Imagem mostra primeiro grande ciclone extratropical de outono no Atlântico Sul

Formação do fenômeno impulsionou uma massa de ar seco e frio para o Sul do Brasil

Foto: INPE

Um grande ciclone extratropical de outono passou pelo Atlântico Sul e pôde ser visto via imagens de satélite na quarta-feira (17). A formação do fenômeno impulsionou uma massa de ar seco e frio para o Sul do Brasil.

Conforme informações do MetSul Meteorologia, o fenômeno é atualmente o mais chamativo em todas as imagens do hemisfério junto com a grande nuvem de poeira do Saara, que se deslocou do Oeste do continente africano para o Atlântico tropical.

O centro deste ciclone ficou localizado em alto mar, a Leste da Argentina.

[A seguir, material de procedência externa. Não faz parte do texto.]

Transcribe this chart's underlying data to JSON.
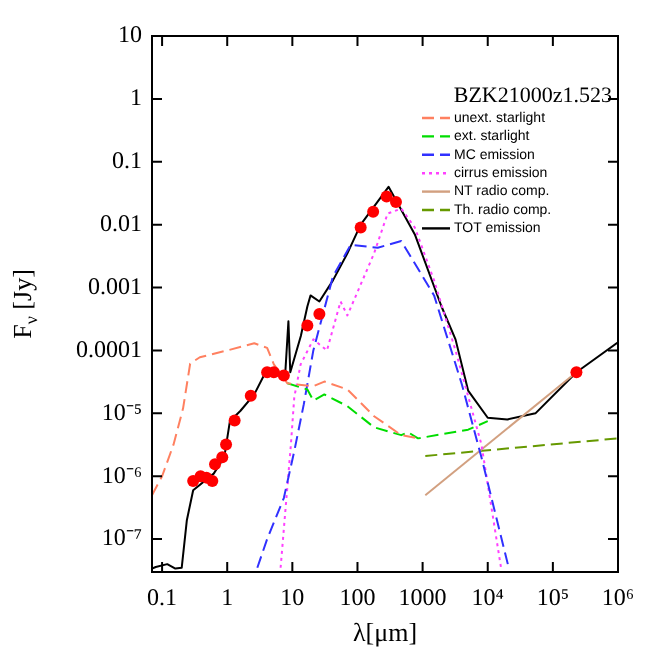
{
  "chart_data": {
    "type": "line",
    "title": "BZK21000z1.523",
    "xlabel": "λ[μm]",
    "ylabel": "F$_{ν}$ [Jy]",
    "log": "xy",
    "legend": "top right",
    "grid": false,
    "xlim": [
      0.07,
      1000000
    ],
    "ylim": [
      3.3e-08,
      10
    ],
    "xticks": [
      0.1,
      1,
      10,
      100,
      1000,
      {
        "value": 10000,
        "label": "10⁴"
      },
      {
        "value": 100000,
        "label": "10⁵"
      },
      {
        "value": 1000000,
        "label": "10⁶"
      }
    ],
    "yticks": [
      {
        "value": 1e-07,
        "label": "10⁻⁷"
      },
      {
        "value": 1e-06,
        "label": "10⁻⁶"
      },
      {
        "value": 1e-05,
        "label": "10⁻⁵"
      },
      0.0001,
      0.001,
      0.01,
      0.1,
      1,
      10
    ],
    "series": [
      {
        "name": "unext. starlight",
        "color": "#ff8060",
        "line_style": "dashed",
        "x": [
          0.07,
          0.1,
          0.15,
          0.21,
          0.27,
          0.38,
          1,
          2.6,
          4.1,
          5.2,
          8.4,
          21,
          31,
          70,
          180,
          470,
          850
        ],
        "values": [
          5e-07,
          1e-06,
          3.2e-06,
          1.2e-05,
          6.2e-05,
          7.8e-05,
          0.0001,
          0.00013,
          0.00011,
          6e-05,
          3e-05,
          2.7e-05,
          3.2e-05,
          2.4e-05,
          9e-06,
          4.5e-06,
          4e-06
        ]
      },
      {
        "name": "ext. starlight",
        "color": "#00dd00",
        "line_style": "dashed",
        "x": [
          8.4,
          17,
          21,
          31,
          70,
          180,
          470,
          600,
          850,
          5000,
          10000
        ],
        "values": [
          3e-05,
          2.4e-05,
          1.6e-05,
          2e-05,
          1.3e-05,
          6e-06,
          4.5e-06,
          5e-06,
          4e-06,
          5.5e-06,
          7.5e-06
        ]
      },
      {
        "name": "MC emission",
        "color": "#3030ff",
        "line_style": "dashed",
        "x": [
          2.9,
          4.1,
          7.4,
          10.7,
          15,
          21,
          42,
          79,
          205,
          470,
          1500,
          4000,
          8000,
          21000
        ],
        "values": [
          3.5e-08,
          1e-07,
          4.5e-07,
          2.5e-06,
          1.4e-05,
          0.0001,
          0.0015,
          0.0048,
          0.0043,
          0.0055,
          0.00075,
          2.9e-05,
          2e-06,
          3.5e-08
        ]
      },
      {
        "name": "cirrus emission",
        "color": "#ff40ff",
        "line_style": "dotted",
        "x": [
          6.6,
          9.5,
          10.7,
          13.4,
          21,
          34,
          55,
          70,
          180,
          290,
          470,
          760,
          1500,
          3200,
          8000,
          16000
        ],
        "values": [
          3.5e-08,
          3.2e-06,
          1.8e-05,
          6e-05,
          0.00015,
          0.0001,
          0.0006,
          0.00036,
          0.0035,
          0.015,
          0.018,
          0.009,
          0.0013,
          0.0001,
          3.2e-06,
          3.5e-08
        ]
      },
      {
        "name": "NT radio comp.",
        "color": "#d2a080",
        "line_style": "solid",
        "x": [
          1100,
          230000
        ],
        "values": [
          5e-07,
          4.5e-05
        ]
      },
      {
        "name": "Th. radio comp.",
        "color": "#669900",
        "line_style": "dashed",
        "x": [
          1100,
          1000000
        ],
        "values": [
          2.1e-06,
          4e-06
        ]
      },
      {
        "name": "TOT emission",
        "color": "#000000",
        "line_style": "solid",
        "x": [
          0.07,
          0.08,
          0.12,
          0.16,
          0.2,
          0.24,
          0.3,
          0.62,
          0.9,
          1.1,
          1.6,
          2.6,
          4,
          6,
          7.8,
          8.7,
          9.3,
          13.5,
          17,
          19,
          26,
          42,
          70,
          112,
          300,
          760,
          1950,
          3200,
          5000,
          10000,
          20000,
          54000,
          230000,
          1000000
        ],
        "values": [
          3.4e-08,
          3.6e-08,
          4e-08,
          3.4e-08,
          3.5e-08,
          2e-07,
          6e-07,
          1.1e-06,
          2e-06,
          7.5e-06,
          1.1e-05,
          2e-05,
          4.8e-05,
          4.3e-05,
          4.5e-05,
          0.00029,
          4.5e-05,
          0.00017,
          0.0005,
          0.00075,
          0.0006,
          0.0013,
          0.0035,
          0.01,
          0.04,
          0.007,
          0.0005,
          0.00015,
          2.3e-05,
          8.5e-06,
          8e-06,
          1e-05,
          4.5e-05,
          0.000135
        ]
      },
      {
        "type": "scatter",
        "color": "#ff0000",
        "marker": "circle",
        "x": [
          0.3,
          0.39,
          0.48,
          0.59,
          0.65,
          0.84,
          0.96,
          1.3,
          2.3,
          4.1,
          5.2,
          7.4,
          17,
          26,
          112,
          174,
          280,
          390,
          230000
        ],
        "values": [
          8.4e-07,
          1e-06,
          9.5e-07,
          8.4e-07,
          1.55e-06,
          2e-06,
          3.2e-06,
          7.7e-06,
          1.9e-05,
          4.5e-05,
          4.5e-05,
          4e-05,
          0.00025,
          0.00038,
          0.009,
          0.016,
          0.028,
          0.023,
          4.5e-05
        ]
      }
    ]
  }
}
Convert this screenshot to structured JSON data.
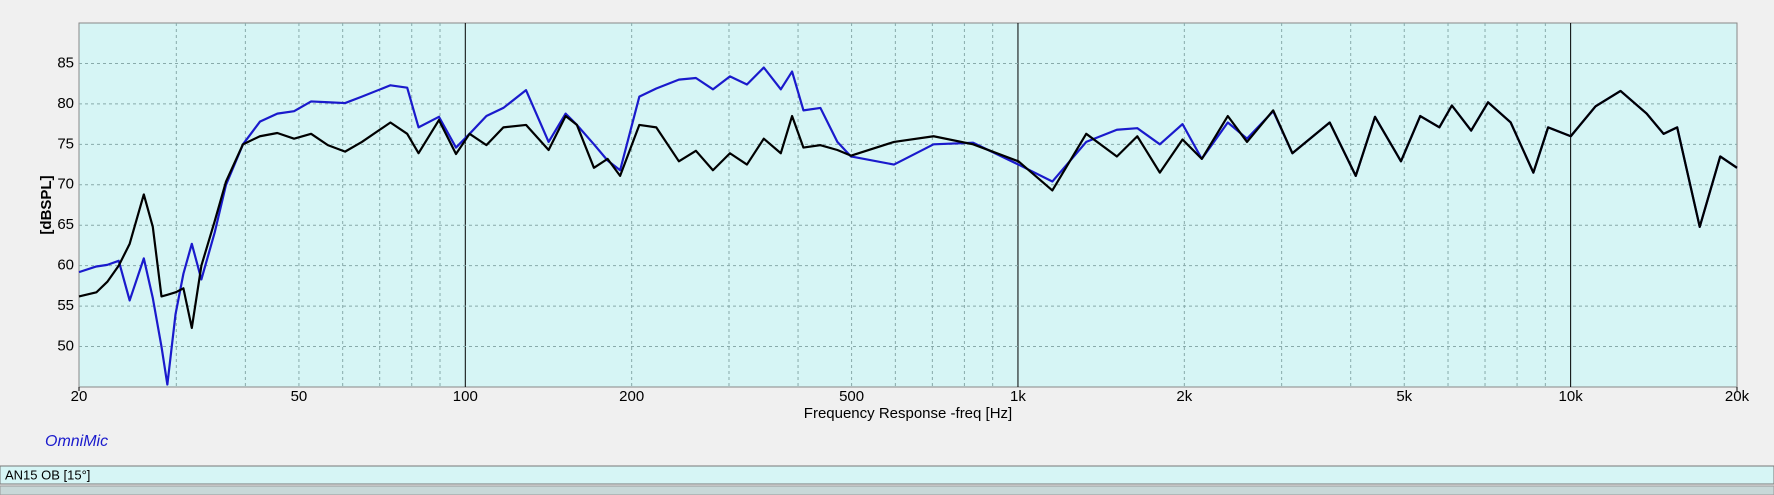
{
  "chart_data": {
    "type": "line",
    "x_label": "Frequency Response -freq [Hz]",
    "y_label": "[dBSPL]",
    "log_x": true,
    "grid": true,
    "xlim": [
      20,
      20000
    ],
    "ylim": [
      45,
      90
    ],
    "xticks": [
      20,
      50,
      100,
      200,
      500,
      {
        "value": 1000,
        "label": "1k"
      },
      {
        "value": 2000,
        "label": "2k"
      },
      {
        "value": 5000,
        "label": "5k"
      },
      {
        "value": 10000,
        "label": "10k"
      },
      {
        "value": 20000,
        "label": "20k"
      }
    ],
    "xgrid_minor": [
      30,
      40,
      60,
      70,
      80,
      90,
      300,
      400,
      600,
      700,
      800,
      900,
      3000,
      4000,
      6000,
      7000,
      8000,
      9000
    ],
    "yticks": [
      50,
      55,
      60,
      65,
      70,
      75,
      80,
      85
    ],
    "x": [
      20,
      21.5,
      22.5,
      23.6,
      24.7,
      26.2,
      27.2,
      28.2,
      28.9,
      29.9,
      30.9,
      32.0,
      33.3,
      35.2,
      36.9,
      39.6,
      42.5,
      45.7,
      49.0,
      52.6,
      56.4,
      60.6,
      65.0,
      73.2,
      78.5,
      82.3,
      89.6,
      96.2,
      101.8,
      109.2,
      117.2,
      128.8,
      141.5,
      151.9,
      159.2,
      170.9,
      180.9,
      190.6,
      206.5,
      221.6,
      243.5,
      261.4,
      280.6,
      301.2,
      323.3,
      346.8,
      372.3,
      390.2,
      409.1,
      439.1,
      471.2,
      498.7,
      596.6,
      703.6,
      829.6,
      1002,
      1154,
      1329,
      1510,
      1644,
      1806,
      1985,
      2151,
      2397,
      2597,
      2896,
      3137,
      3665,
      4085,
      4426,
      4932,
      5344,
      5788,
      6097,
      6607,
      7089,
      7790,
      8562,
      9104,
      10005,
      11094,
      12311,
      13725,
      14729,
      15588,
      17124,
      18649,
      20000
    ],
    "series": [
      {
        "color": "#1a1acc",
        "values": [
          59.2,
          59.9,
          60.1,
          60.6,
          55.7,
          60.9,
          56,
          50,
          45.3,
          54,
          59,
          62.7,
          58.3,
          64.1,
          70,
          75,
          77.8,
          78.8,
          79.1,
          80.3,
          80.2,
          80.1,
          80.9,
          82.3,
          82,
          77.1,
          78.4,
          74.6,
          76.3,
          78.5,
          79.5,
          81.7,
          75.3,
          78.8,
          77.4,
          75,
          73,
          71.8,
          80.9,
          81.9,
          83,
          83.2,
          81.8,
          83.4,
          82.4,
          84.5,
          81.8,
          84,
          79.2,
          79.5,
          75.3,
          73.5,
          72.5,
          75,
          75.2,
          72.5,
          70.4,
          75.3,
          76.8,
          77,
          75,
          77.5,
          73.2,
          77.7,
          75.7,
          79.1,
          73.9,
          77.7,
          71.1,
          78.4,
          72.9,
          78.5,
          77.1,
          79.8,
          76.7,
          80.2,
          77.7,
          71.5,
          77.1,
          76,
          79.7,
          81.6,
          78.8,
          76.3,
          77.1,
          64.8,
          73.5,
          72.1
        ]
      },
      {
        "color": "#000000",
        "values": [
          56.2,
          56.7,
          58,
          60,
          62.7,
          68.8,
          64.8,
          56.2,
          56.4,
          56.7,
          57.2,
          52.3,
          60,
          65.5,
          70.4,
          75,
          76,
          76.4,
          75.7,
          76.3,
          74.9,
          74.1,
          75.3,
          77.7,
          76.3,
          73.9,
          78,
          73.8,
          76.3,
          74.9,
          77.1,
          77.4,
          74.3,
          78.5,
          77.4,
          72.1,
          73.2,
          71.1,
          77.4,
          77.1,
          72.9,
          74.2,
          71.8,
          73.9,
          72.5,
          75.7,
          73.9,
          78.5,
          74.6,
          74.9,
          74.3,
          73.6,
          75.3,
          76,
          75,
          72.9,
          69.3,
          76.3,
          73.5,
          76,
          71.5,
          75.6,
          73.2,
          78.5,
          75.3,
          79.2,
          73.9,
          77.7,
          71.1,
          78.4,
          72.9,
          78.5,
          77.1,
          79.8,
          76.7,
          80.2,
          77.7,
          71.5,
          77.1,
          76,
          79.7,
          81.6,
          78.8,
          76.3,
          77.1,
          64.8,
          73.5,
          72.1
        ]
      }
    ]
  },
  "legend_note": "OmniMic",
  "status_bar": "AN15 OB [15°]"
}
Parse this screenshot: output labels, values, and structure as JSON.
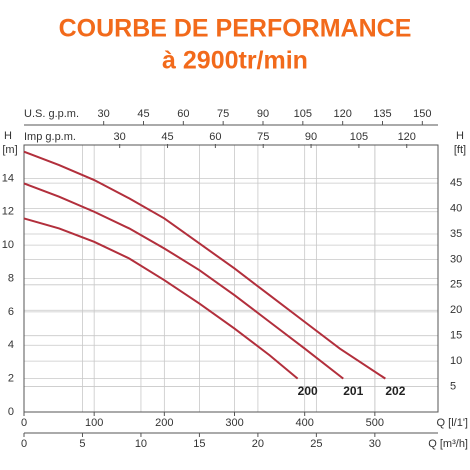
{
  "chart_data": {
    "type": "line",
    "title": "COURBE DE PERFORMANCE",
    "subtitle": "à 2900tr/min",
    "xlabel": "Q [l/1']",
    "xlim": [
      0,
      590
    ],
    "xticks": [
      0,
      100,
      200,
      300,
      400,
      500
    ],
    "ylabel": "H",
    "yunit": "[m]",
    "ylim": [
      0,
      16
    ],
    "yticks": [
      0,
      2,
      4,
      6,
      8,
      10,
      12,
      14
    ],
    "y2label": "H",
    "y2unit": "[ft]",
    "y2lim": [
      0,
      52.49
    ],
    "y2ticks": [
      5,
      10,
      15,
      20,
      25,
      30,
      35,
      40,
      45
    ],
    "grid": true,
    "x_bottom2": {
      "label": "Q [m³/h]",
      "lim": [
        0,
        35.4
      ],
      "ticks": [
        0,
        5,
        10,
        15,
        20,
        25,
        30
      ]
    },
    "x_top": [
      {
        "label": "U.S. g.p.m.",
        "lim": [
          0,
          155.9
        ],
        "ticks": [
          30,
          45,
          60,
          75,
          90,
          105,
          120,
          135,
          150
        ]
      },
      {
        "label": "Imp g.p.m.",
        "lim": [
          0,
          129.8
        ],
        "ticks": [
          30,
          45,
          60,
          75,
          90,
          105,
          120
        ]
      }
    ],
    "series": [
      {
        "name": "200",
        "color": "#b22f3c",
        "x": [
          0,
          50,
          100,
          150,
          200,
          250,
          300,
          350,
          390
        ],
        "values": [
          11.6,
          11,
          10.2,
          9.2,
          7.9,
          6.5,
          5,
          3.4,
          2
        ]
      },
      {
        "name": "201",
        "color": "#b22f3c",
        "x": [
          0,
          50,
          100,
          150,
          200,
          250,
          300,
          350,
          400,
          455
        ],
        "values": [
          13.7,
          12.9,
          12,
          11,
          9.8,
          8.5,
          7,
          5.4,
          3.8,
          2
        ]
      },
      {
        "name": "202",
        "color": "#b22f3c",
        "x": [
          0,
          50,
          100,
          150,
          200,
          250,
          300,
          350,
          400,
          450,
          515
        ],
        "values": [
          15.6,
          14.8,
          13.9,
          12.8,
          11.6,
          10.1,
          8.6,
          7,
          5.4,
          3.8,
          2
        ]
      }
    ]
  }
}
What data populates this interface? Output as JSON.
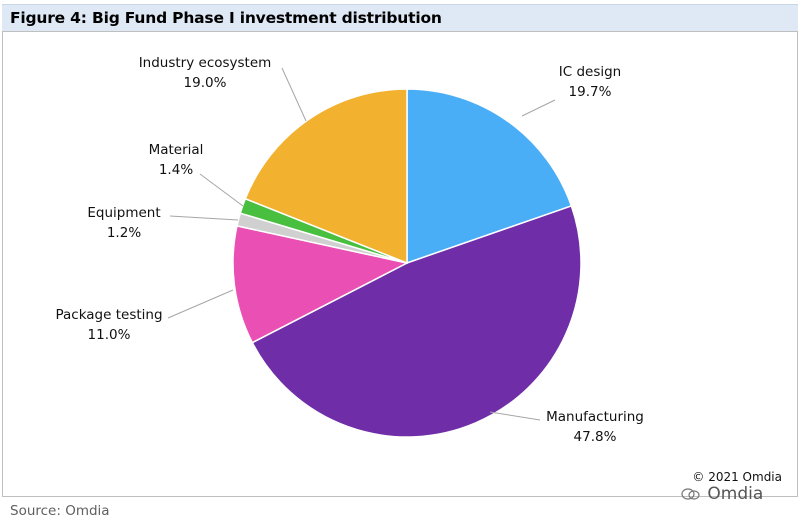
{
  "figure": {
    "title": "Figure 4: Big Fund Phase I investment distribution",
    "source": "Source: Omdia",
    "copyright": "© 2021 Omdia",
    "watermark": "Omdia"
  },
  "chart_data": {
    "type": "pie",
    "start_angle_deg": 0,
    "direction": "clockwise",
    "slices": [
      {
        "label": "IC design",
        "value": 19.7,
        "value_label": "19.7%",
        "color": "#4aaef7"
      },
      {
        "label": "Manufacturing",
        "value": 47.8,
        "value_label": "47.8%",
        "color": "#6f2da8"
      },
      {
        "label": "Package testing",
        "value": 11.0,
        "value_label": "11.0%",
        "color": "#ea4fb3"
      },
      {
        "label": "Equipment",
        "value": 1.2,
        "value_label": "1.2%",
        "color": "#d0d0d0"
      },
      {
        "label": "Material",
        "value": 1.4,
        "value_label": "1.4%",
        "color": "#49bf3f"
      },
      {
        "label": "Industry ecosystem",
        "value": 19.0,
        "value_label": "19.0%",
        "color": "#f2b12e"
      }
    ]
  }
}
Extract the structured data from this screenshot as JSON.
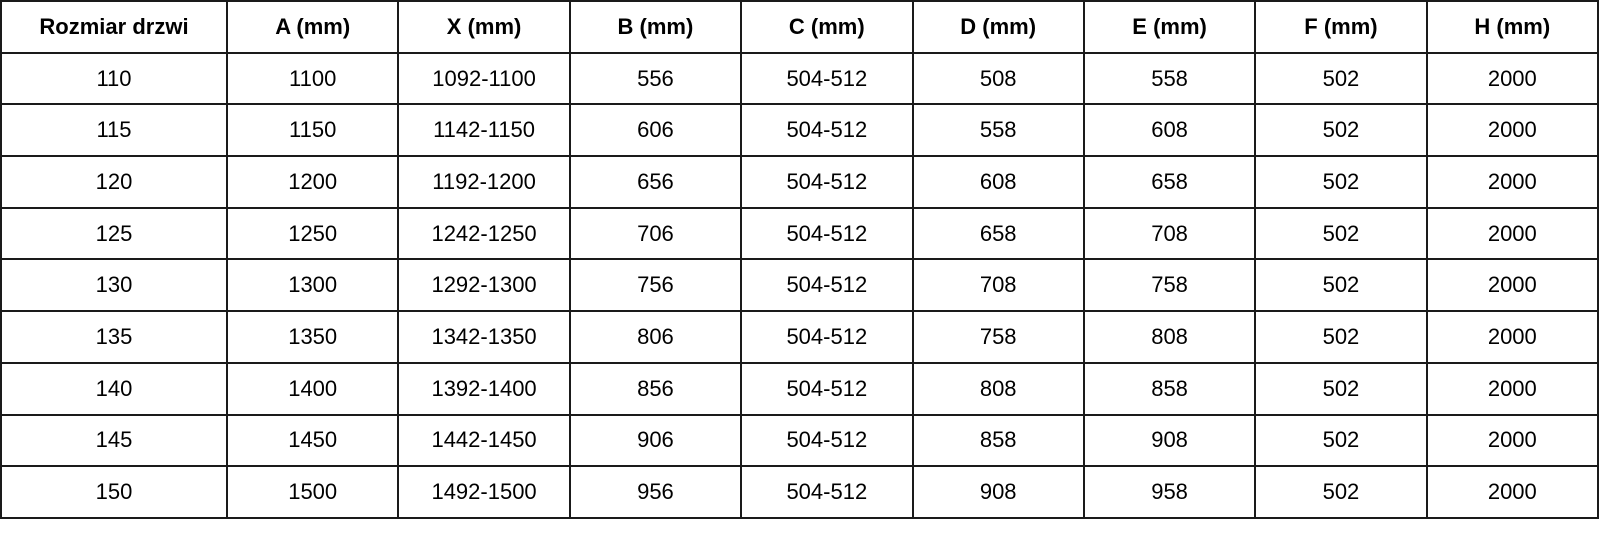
{
  "table": {
    "headers": [
      "Rozmiar drzwi",
      "A (mm)",
      "X (mm)",
      "B (mm)",
      "C (mm)",
      "D (mm)",
      "E (mm)",
      "F (mm)",
      "H (mm)"
    ],
    "rows": [
      [
        "110",
        "1100",
        "1092-1100",
        "556",
        "504-512",
        "508",
        "558",
        "502",
        "2000"
      ],
      [
        "115",
        "1150",
        "1142-1150",
        "606",
        "504-512",
        "558",
        "608",
        "502",
        "2000"
      ],
      [
        "120",
        "1200",
        "1192-1200",
        "656",
        "504-512",
        "608",
        "658",
        "502",
        "2000"
      ],
      [
        "125",
        "1250",
        "1242-1250",
        "706",
        "504-512",
        "658",
        "708",
        "502",
        "2000"
      ],
      [
        "130",
        "1300",
        "1292-1300",
        "756",
        "504-512",
        "708",
        "758",
        "502",
        "2000"
      ],
      [
        "135",
        "1350",
        "1342-1350",
        "806",
        "504-512",
        "758",
        "808",
        "502",
        "2000"
      ],
      [
        "140",
        "1400",
        "1392-1400",
        "856",
        "504-512",
        "808",
        "858",
        "502",
        "2000"
      ],
      [
        "145",
        "1450",
        "1442-1450",
        "906",
        "504-512",
        "858",
        "908",
        "502",
        "2000"
      ],
      [
        "150",
        "1500",
        "1492-1500",
        "956",
        "504-512",
        "908",
        "958",
        "502",
        "2000"
      ]
    ]
  }
}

De acordo com o MetSul, análises de previsão do tempo indicavam que o centro da tempestade no Atlântico Sul apresentava pressão mínima por volta de 980 hPa (cargas de trabalho) na manhã de quarta.

Este tipo de ciclone é comum e recorrente no Atlântico Sul. O fenômeno, que ocorre em todo mês do ano, acaba sendo mais frequente e intenso durante o outono e a primavera, quando há aumento na variação entre massas de ar frio e quente sobre a América do Sul.

O ciclone extratropical de quarta, por exemplo, formou-se a partir de um centro de baixa pressão, que no começo desta semana estava sobre o Norte e o Nordeste da Argentina, e se deslocou para o Sul. Uma vez que este ciclone está muito ao Sul, portanto, acaba não tendo grandes efeitos em termos de vento no Sul do Brasil, explica o MetSul.

O que é?

Os ciclones extratropicais fazem referência a um fenômeno meteorológico que causa fortes chuvas e ventos. Eles se formam em regiões de altas e médias latitudes, ou seja, em locais distantes dos trópicos.

Os impactos e os riscos variam conforme a intensidade pela qual o fenômeno deve ocorrer. No entanto, há risco de alagamentos, enxurradas, deslizamentos, destelhamentos, quedas de árvores ou danos nas redes elétricas.

Como se proteger?

Os ciclones podem gerar estragos e, por isso, é muito importante buscar formas de se proteger. As medidas de proteção variam conforme os impactos causados pelo fenômeno meteorológico.

Em caso de alagamentos, não dirija em áreas alagadas, evite pontilhões e pontes submersas e esteja atento com as crianças.

Nas situações de deslizamentos, verifique se há árvores ou postes inclinados, esteja atento a qualquer movimento de terra ou encostas perto da sua casa e veja se há rachaduras nas paredes.

Em muitos ciclones extratropicais há a presença de ventos fortes. Nesses casos, busque abrigo em um local longe de árvores, postes e placas. Também procure ficar longe de janelas.